Read original on ASCO’s site HERE.

Authors: Stephen Matthew Schleicher, Basit Chaudhry, Christopher A. Waynick, Cheryl A. Crouse, Johnathan D. Shipley, Natalie R. Dickson, Jeffrey Patton, Susanna N. Supalla, Daniel Soudek, Aaron J. Lyss; Tennessee Oncology, Nashville, TN; Tuple Health, Washington, DC; Tennessee Oncology, Murfreesboro, TN; Tennessee Oncology, PLLC/SCRI, Nashville, TN

Background: The Oncology Care Model (OCM) is intended to incentivize physicians to improve the quality and reduce the cost of cancer care. In OCM, providers are accountable for all costs during six month episodes of care relative to target costs (TC) derived from a baseline spending period (BSP; 2013-2015). This accountability is intended to foster care coordination to reduce preventable emergency department visits and hospitalizations (EDH). Benefits of reducing EDH may be diluted when new treatment indications for costly immunotherapies (IO) are introduced into clinical practice after BSP.

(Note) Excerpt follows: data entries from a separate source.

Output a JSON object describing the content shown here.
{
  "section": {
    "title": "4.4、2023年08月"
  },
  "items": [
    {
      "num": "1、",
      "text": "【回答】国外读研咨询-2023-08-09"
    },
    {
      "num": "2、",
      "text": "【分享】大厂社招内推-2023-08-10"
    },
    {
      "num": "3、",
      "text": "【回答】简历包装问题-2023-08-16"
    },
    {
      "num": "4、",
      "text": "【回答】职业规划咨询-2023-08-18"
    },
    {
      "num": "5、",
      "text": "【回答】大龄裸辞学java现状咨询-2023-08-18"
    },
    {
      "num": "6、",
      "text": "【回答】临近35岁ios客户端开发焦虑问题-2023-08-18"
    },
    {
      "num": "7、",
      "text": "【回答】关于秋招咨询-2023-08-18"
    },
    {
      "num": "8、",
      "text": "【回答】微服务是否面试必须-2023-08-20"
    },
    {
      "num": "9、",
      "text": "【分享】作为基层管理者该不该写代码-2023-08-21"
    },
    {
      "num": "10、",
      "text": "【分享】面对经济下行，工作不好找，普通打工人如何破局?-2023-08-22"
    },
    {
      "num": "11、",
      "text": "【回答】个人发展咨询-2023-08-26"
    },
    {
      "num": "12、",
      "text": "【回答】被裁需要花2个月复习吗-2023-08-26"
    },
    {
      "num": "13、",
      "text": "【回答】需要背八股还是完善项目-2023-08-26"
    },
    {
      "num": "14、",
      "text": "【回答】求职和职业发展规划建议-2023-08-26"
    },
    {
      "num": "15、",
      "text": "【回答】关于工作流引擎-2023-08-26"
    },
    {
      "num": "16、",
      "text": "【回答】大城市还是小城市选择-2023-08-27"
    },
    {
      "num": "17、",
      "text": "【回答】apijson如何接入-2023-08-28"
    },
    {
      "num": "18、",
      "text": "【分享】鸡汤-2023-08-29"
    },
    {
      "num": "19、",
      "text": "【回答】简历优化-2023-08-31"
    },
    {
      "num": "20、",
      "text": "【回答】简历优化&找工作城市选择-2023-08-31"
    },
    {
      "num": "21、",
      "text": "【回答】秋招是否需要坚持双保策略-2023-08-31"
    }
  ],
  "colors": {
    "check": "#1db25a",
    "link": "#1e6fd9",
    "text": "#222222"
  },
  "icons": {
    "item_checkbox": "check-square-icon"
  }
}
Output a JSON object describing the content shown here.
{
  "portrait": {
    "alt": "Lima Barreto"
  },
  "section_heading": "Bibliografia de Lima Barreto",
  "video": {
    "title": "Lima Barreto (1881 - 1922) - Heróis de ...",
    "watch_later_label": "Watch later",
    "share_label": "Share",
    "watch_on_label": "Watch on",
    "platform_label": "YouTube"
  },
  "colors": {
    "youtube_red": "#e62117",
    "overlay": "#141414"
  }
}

Methods: We identified all non-small cell lung cancer (NSCLC) and bladder cancer (BC) OCM episodes attributed to Tennessee Oncology (TO), a large community oncology network of over 90 oncologists, during performance period 2 (PP2; the most recent PP with available data). We selected NSCLC and BC because both diseases have IO indications that became standard of care after BSP. Using claims data analytics software, we identified all NSCLC and BC episodes with spending above TC, and found a subset of these above target episodes (ATEs) without any EDH that remained above TC due to IO use. Two medical oncologists reviewed these cases in duplicate to assess guideline concordance of IO.
Results: During PP2 there were 2,623 OCM episodes attributed to TO, including 240 NSCLC and 31 BC episodes. Spending was above TC in 118 (49%) and 13 (42%) of NSCLC and BC episodes, respectively. For these NSCLC and BC ATEs, EDH was prevented in 62 (53%) and 5 (38%) of cases, respectively. In NSCLC and BC ATEs without EDH, 43 (69%) and 5 (100%) of episodes included IO, respectively. Clinician review in duplicate (S.M.S.; C.A.W.) found that the use of IO was NCCN guideline concordant in 33 (77%) and 4 (80%) of these NSCLC and BC cases, respectively (K = 0.87).
Conclusions: Guideline-concordant use of expensive IO as its treatment indications expand poses substantial challenges to meeting cost targets in OCM, even when practices prevent EDH.